In New York City, the former mayor is regularly and shamelessly promoted by Rupert Murdoch’s New York Post, which recently featured Giuliani kissing his former mistress and now wife, Judi Nathan, on its cover.

Based on the poll numbers and flattering media coverage, you might think there indeed is some kind of national love affair going on between Giuliani and the American people. But rest assured that there is one place where the former mayor is truly despised: the streets of working-class New York.

The school where I teach, Metropolitan College of New York, is a commuter school made up of the city’s working-class students, the vast majority of whom are blacks and Latinos from the outer boroughs. Recently, I showed my classes the 2006 documentary “Giuliani Time,” which is now available on DVD.

Before starting the film, I received a flurry of hostile reactions—e.g., “Is this going to make me sicker than I already feel?” and “This is going to make me angry!” When the documentary ended, not one of my 35 students had a kind word for Giuliani. In fact, the most frequent question asked was a fearful one: “Do you really think he could win?”

Why is there such contempt for the man who never tires of reminding audiences of how he “saved” the city after 9/11? As “Giuliani Time” makes abundantly clear, it’s because in the eight years he reigned as New York City mayor leading up to 9/11, Giuliani ruled as a petty tyrant. And the most frequent target of his animosities was the city’s black population.

After defeating the city’s only black mayor, David Dinkins, in 1993, Giuliani made it crystal clear that he was not interested in a dialogue about race relations.
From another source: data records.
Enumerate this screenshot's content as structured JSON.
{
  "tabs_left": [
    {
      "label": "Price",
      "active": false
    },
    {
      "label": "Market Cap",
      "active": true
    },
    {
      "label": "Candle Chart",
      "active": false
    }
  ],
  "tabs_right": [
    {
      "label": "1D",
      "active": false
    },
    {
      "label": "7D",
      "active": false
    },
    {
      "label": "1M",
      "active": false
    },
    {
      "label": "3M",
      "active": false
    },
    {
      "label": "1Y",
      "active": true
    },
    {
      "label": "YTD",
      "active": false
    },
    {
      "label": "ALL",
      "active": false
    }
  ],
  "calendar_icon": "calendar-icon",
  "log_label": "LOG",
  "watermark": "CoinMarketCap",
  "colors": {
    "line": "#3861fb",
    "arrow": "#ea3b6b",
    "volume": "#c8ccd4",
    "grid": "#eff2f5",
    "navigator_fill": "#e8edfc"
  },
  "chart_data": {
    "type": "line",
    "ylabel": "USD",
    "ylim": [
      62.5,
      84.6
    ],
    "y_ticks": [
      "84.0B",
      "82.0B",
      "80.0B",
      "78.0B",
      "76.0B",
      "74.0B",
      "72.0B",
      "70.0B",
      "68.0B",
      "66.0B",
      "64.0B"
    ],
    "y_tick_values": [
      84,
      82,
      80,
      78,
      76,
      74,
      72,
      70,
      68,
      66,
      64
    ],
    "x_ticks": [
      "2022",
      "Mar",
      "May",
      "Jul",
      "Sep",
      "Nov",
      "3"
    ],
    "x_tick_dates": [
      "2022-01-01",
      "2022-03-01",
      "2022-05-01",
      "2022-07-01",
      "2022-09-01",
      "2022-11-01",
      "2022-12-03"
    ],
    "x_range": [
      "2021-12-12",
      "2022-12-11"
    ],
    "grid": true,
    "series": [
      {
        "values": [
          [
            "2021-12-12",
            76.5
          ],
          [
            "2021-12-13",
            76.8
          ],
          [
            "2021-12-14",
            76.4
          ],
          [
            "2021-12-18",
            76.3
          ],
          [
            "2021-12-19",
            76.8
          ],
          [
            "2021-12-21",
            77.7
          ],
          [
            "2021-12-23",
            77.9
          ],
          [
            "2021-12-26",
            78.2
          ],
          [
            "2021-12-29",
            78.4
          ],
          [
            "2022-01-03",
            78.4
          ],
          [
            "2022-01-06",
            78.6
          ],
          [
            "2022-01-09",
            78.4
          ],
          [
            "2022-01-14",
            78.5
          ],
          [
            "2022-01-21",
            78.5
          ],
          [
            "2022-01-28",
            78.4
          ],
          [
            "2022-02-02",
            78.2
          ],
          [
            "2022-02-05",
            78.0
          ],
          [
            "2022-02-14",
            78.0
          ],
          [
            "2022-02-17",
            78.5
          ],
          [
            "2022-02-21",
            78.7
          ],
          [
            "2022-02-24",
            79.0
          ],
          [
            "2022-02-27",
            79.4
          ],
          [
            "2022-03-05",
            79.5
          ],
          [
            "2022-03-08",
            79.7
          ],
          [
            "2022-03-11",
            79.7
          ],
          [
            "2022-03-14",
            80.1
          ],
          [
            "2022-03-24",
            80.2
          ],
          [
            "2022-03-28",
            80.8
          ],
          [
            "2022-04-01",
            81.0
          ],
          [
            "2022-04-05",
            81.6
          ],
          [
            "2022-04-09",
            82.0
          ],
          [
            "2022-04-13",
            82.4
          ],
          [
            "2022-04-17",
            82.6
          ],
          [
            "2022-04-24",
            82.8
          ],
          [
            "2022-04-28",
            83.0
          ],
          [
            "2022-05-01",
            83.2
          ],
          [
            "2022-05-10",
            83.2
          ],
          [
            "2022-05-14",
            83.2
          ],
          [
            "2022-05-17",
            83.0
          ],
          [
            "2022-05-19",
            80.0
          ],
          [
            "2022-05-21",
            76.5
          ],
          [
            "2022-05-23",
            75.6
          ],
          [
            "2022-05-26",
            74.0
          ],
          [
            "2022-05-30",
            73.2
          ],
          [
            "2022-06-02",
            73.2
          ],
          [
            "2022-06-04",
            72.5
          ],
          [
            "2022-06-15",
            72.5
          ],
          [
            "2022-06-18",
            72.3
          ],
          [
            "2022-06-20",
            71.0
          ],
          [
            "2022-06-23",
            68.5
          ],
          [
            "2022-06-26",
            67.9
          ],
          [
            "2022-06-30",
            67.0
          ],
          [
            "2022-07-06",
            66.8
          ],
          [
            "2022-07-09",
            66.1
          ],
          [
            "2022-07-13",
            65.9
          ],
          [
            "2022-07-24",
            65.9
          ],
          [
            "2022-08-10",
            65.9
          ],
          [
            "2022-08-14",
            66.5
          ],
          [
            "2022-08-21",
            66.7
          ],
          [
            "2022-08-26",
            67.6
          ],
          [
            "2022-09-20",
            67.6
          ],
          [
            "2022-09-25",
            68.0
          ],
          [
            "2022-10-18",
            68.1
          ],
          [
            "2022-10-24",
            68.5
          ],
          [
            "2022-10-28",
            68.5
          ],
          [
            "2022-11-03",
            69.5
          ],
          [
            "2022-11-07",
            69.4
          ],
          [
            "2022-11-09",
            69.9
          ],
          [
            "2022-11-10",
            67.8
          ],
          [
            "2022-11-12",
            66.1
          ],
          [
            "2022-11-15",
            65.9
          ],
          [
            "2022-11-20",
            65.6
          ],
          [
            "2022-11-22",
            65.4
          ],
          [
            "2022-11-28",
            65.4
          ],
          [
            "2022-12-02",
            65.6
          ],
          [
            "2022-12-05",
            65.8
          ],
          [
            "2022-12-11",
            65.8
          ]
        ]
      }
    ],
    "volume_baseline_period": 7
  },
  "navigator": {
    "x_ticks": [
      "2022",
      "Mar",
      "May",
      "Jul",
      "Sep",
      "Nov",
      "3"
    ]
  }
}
During his first month in office, Giuliani ended the city’s affirmative action program established under Dinkins. For most of the next eight years, he conspicuously refused to meet with any of the city’s black political leadership.

In the documentary, Giuliani’s one high-ranking black political appointee during his two terms, schools Chancellor Rudy Crew, voices his displeasure with his former boss. Crew recalls his surprise when Giuliani announced that he would pursue a school vouchers program, a policy that promised to further deprive the city’s many poor students of color of educational resources. It was during the Amadou Diallo controversy, Crew says, when he realized that there “is something very deeply pathological” about Giuliani’s views of race.

During his two terms, Giuliani’s two biggest policy initiatives—reducing welfare rolls and fighting crime—also antagonized the city’s low-income populations of color. His much-touted Workfare initiative amounted to an increase in the numbers of the city’s working poor, undercutting better-paying city jobs in the process. And as Village Voice reporter and Giuliani foe Wayne Barrett says in the film, “No one knows what happened to the 600,000 people” who disappeared from the welfare rolls during the Giuliani years.

In terms of crime, Giuliani’s overzealous “quality-of-life” policing effectively amounted to a full-fledged crackdown on young men of color, as documented by the NYPD’s record number of wrongful “stop-and-frisk” encounters. Prior to his post-9/11 “heroics,” Giuliani was best known for having “cleaned up New York.” But as Columbia University’s Jeffrey Fagan and others make clear in “Giuliani Time,” crime dropped even more dramatically in other major cities during the 1990s—and many of those cities did not employ the racially biased quality-of-life approach of Giuliani’s NYPD.

In 1999, after four undercover white police officers shot Diallo, an unarmed African immigrant, 41 times, Giuliani described the thousands of pro-Diallo protesters as “silly” and the “worst in society.” A few months later when Patrick Dorismond, an unarmed black man, was killed by an undercover officer, Giuliani said that the victim was “no choirboy” and ordered his juvenile arrest record to be unsealed. Dorismond, in fact, had been a choirboy.

By Sept. 10, 2001, Giuliani had pissed off wide swaths of New York City’s population, including free speech advocates, artists and middle-class liberals of all kinds. If we judge him based on his actions during his two terms in office, rather than by the two weeks after 9/11, the thought of Rudolph Giuliani becoming president should alarm most progressives. And for people of color in New York City and elsewhere, the prospect is terrifying.